When people back home find out about my career, they often ask me if the French hate us. I usually explain that you can never find 100% agreement on anything, anywhere, anytime. And there are always some grumpy individuals around who are either prejudiced or simply ill-tempered. But I would say that, as a rule, our citizens are pretty well-liked in France. At times we come across locals who seem to be delighted to meet us and share stories of experiences they or their family members have had in the U.S.
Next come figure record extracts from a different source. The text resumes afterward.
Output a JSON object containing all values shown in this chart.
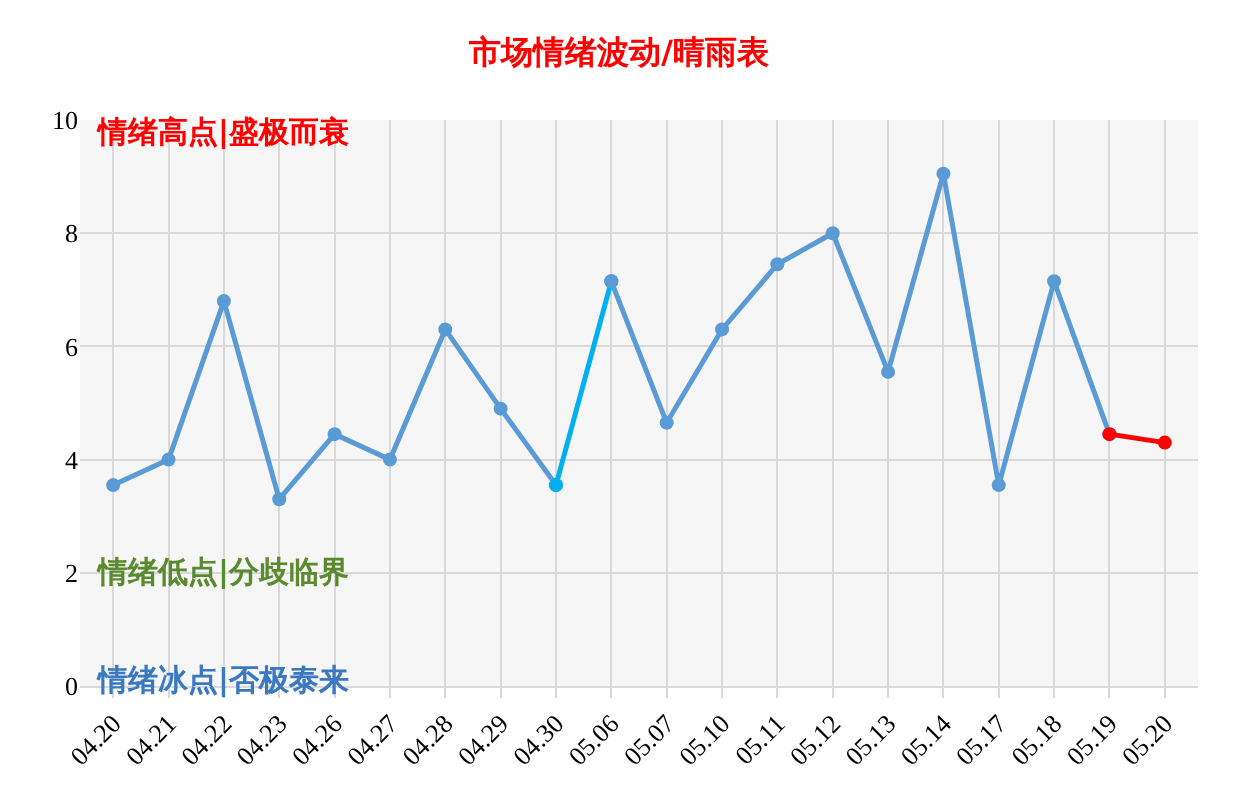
{
  "chart_data": {
    "type": "line",
    "title": "市场情绪波动/晴雨表",
    "categories": [
      "04.20",
      "04.21",
      "04.22",
      "04.23",
      "04.26",
      "04.27",
      "04.28",
      "04.29",
      "04.30",
      "05.06",
      "05.07",
      "05.10",
      "05.11",
      "05.12",
      "05.13",
      "05.14",
      "05.17",
      "05.18",
      "05.19",
      "05.20"
    ],
    "series": [
      {
        "color": "#5b9bd5",
        "values": [
          3.55,
          4.0,
          6.8,
          3.3,
          4.45,
          4.0,
          6.3,
          4.9,
          3.55,
          null,
          null,
          null,
          null,
          null,
          null,
          null,
          null,
          null,
          null,
          null
        ]
      },
      {
        "color": "#00b0f0",
        "values": [
          null,
          null,
          null,
          null,
          null,
          null,
          null,
          null,
          3.55,
          7.15,
          null,
          null,
          null,
          null,
          null,
          null,
          null,
          null,
          null,
          null
        ]
      },
      {
        "color": "#5b9bd5",
        "values": [
          null,
          null,
          null,
          null,
          null,
          null,
          null,
          null,
          null,
          7.15,
          4.65,
          6.3,
          7.45,
          8.0,
          5.55,
          9.05,
          3.55,
          7.15,
          4.45,
          null
        ]
      },
      {
        "color": "#ff0000",
        "values": [
          null,
          null,
          null,
          null,
          null,
          null,
          null,
          null,
          null,
          null,
          null,
          null,
          null,
          null,
          null,
          null,
          null,
          null,
          4.45,
          4.3
        ]
      }
    ],
    "ylim": [
      0,
      10
    ],
    "yticks": [
      0,
      2,
      4,
      6,
      8,
      10
    ],
    "grid": true,
    "marker": "circle",
    "line_style": "solid",
    "annotations": [
      "情绪高点|盛极而衰",
      "情绪低点|分歧临界",
      "情绪冰点|否极泰来"
    ]
  }
}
Besides that, there is certainly lots of evidence of French fascination with our culture. Their clothes, for example. At the marché, in cafés, or at tourist attractions you see people wearing sneakers, jeans, and t-shirts—the latter with English words of all kinds, including cities like Chicago, Miami, or Los Angeles in big, highly visible letters. On this trip in particular we’ve been struck by how many New York Yankees’ caps there are around. Every single day; many times a day. Some appear to be genuine Yankee memorabilia; others just kind of sad imitations. Our music, too, from a variety of genres is played in restaurants and featured in concerts. Just the other night we heard songs made famous by Ella Fitzgerald, Paul Simon, and Roy Orbison at a small performance on the lawn of the museum. American TV shows have their imitators here as well. The Voice (subtitled “La Plus Belle Voix”) comes on Saturday nights and many contestants sing American tunes in the original.


The other thing that strikes us every time we come here is the number of English words and expressions that have been adopted into their language. Le plan B, pronounced in French, is used quite often as is un start-up and so we are quite used to hearing them. I forget the context, but the other night a presidential candidate, Benoît Hamon, talked about le burn-out--which, fittingly, is exactly how we feel about the current campaign for president of France! Some words are slightly changed from the American version but still mostly understandable: many superstores have le drive available for outside pickup; young people might enjoy the challenge of breaking the codes in an escape box; more athletic types can rent a stand up paddle for splashing around in the Mediterranean with an oar and a board. Although they’re not new, I still get a kick out of hearing our popular exclamations and seeing them spelled Waouh! and Oups!


So, there! Just put on your favorite team cap and t-shirt. Then, with these “new words” under your belt, you have hit le jackpot and will be conversing in French in no time. C'est very exciting!